Following an error by a judge at the first sentencing for Paul Pelosi attacker David DePape, DePape was resentenced Tuesday morning in federal court to 30 years in prison.

The sentence did not change, however DePape was not given his legally allowed chance to speak prior to his May 17 sentencing, and U.S. District Judge Jacqueline Corley quickly decided to schedule another sentencing hearing.

This is all happening as DePape's trial in state court is getting underway, with opening arguments scheduled to begin tomorrow, Wednesday, May 29.

At this morning's hearing, DePape became emotional as he offered apology for the attack on Mr. Pelosi, as NBC Bay Area reports.

DePape, 44, reportedly spoke while reading from a piece of paper, said "I’m sorry for what I did," and went on to say that he should have left the Pelosis' home on that October night in 2022 after he learned that Nancy Pelosi, his intended target, was not home.

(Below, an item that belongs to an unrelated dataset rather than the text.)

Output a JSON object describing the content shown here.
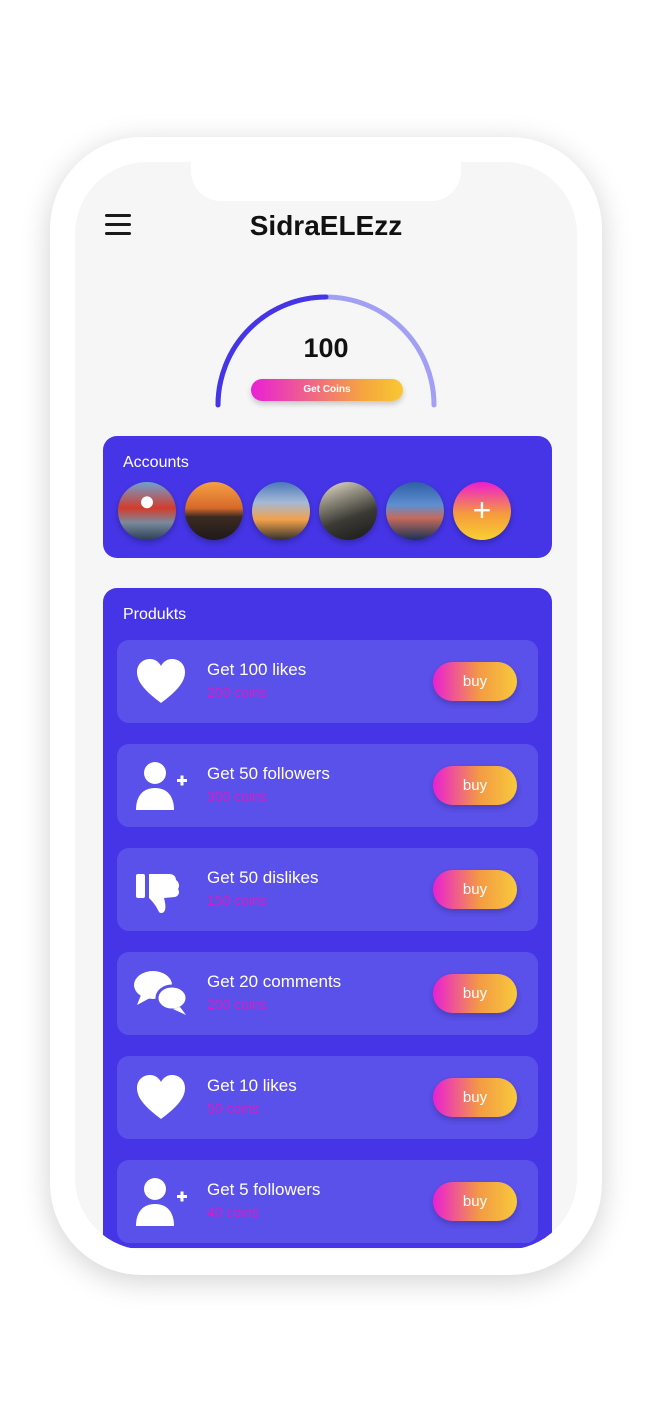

He also pledged, per the New York Times, "I will never do anything violent like that ever again."

DePape's tone was reportedly very different than the defiant one he showed in a jailhouse interview with KTVU a few months after the crime. In that January 2023 interview, DePape spoke of his patriotism — though it's been revealed that he was never a naturalized US citizen, and remains, legally, Canadian — and said of his conspiracy-inspired list of targets "I'm so sorry I didn't get more of them... I should have come better prepared."

Things have apparently changed in DePape's mental state as he's sat in jail the past year and a half.

Per NBC Bay Area, "DePape said that looking back on that time in his life, he was not doing well. Since then, he said, he has reconnected with his mother and other family members, which is helping him to move forward."

DePape's federal defense attorneys have referred to him as "neurodivergent," and they had filed an objection with the court to bringing DePape back for another sentencing hearing as he is about to face a second trial.

"Given Mr. DePape’s neurodiversity and mental-health issues … preparing him for any resentencing hearing requires significant time, which necessarily takes away from time to prepare for his state trial," the attorneys wrote, per NBC.

Neither federal prosecutors nor his defense attorneys raised the issue in court two weeks ago when the judge neglected to give DePape a chance to speak. It was only later, perhaps hoping to stave off an appeal, that prosecutors raised the issue in a filing with the judge.

Judge Corley resentenced DePape, as she did on the 17th, to  20 years for the count of attempted kidnapping of a federal official, and 30 years for the count of assault on the immediate family member of a federal official. With the sentences to be served concurrently, it amounts to the same 30-year sentence he originally received, with 19 months of credit for time served.

Corley reiterated that a harsh sentence was needed to deter others from attempting to hunt down government officials at their homes, saying, per NBC, "The message has to be out there that it’s absolutely unacceptable to our democracy."

DePape isn't likely to get out of jail before he is quite an old man, if even then, with another sentence likely to come in state court. It's not clear, given DePape's many admissions of guilt, why he didn't seek a plea bargain with prosecutors, but perhaps the sentence the SF DA's office was seeking was too harsh for his attorney to accept, and the jury trial is a nothing-to-lose situation.

In state court, DePape faces charges of attempted murder, false imprisonment, and elder abuse, among other charges.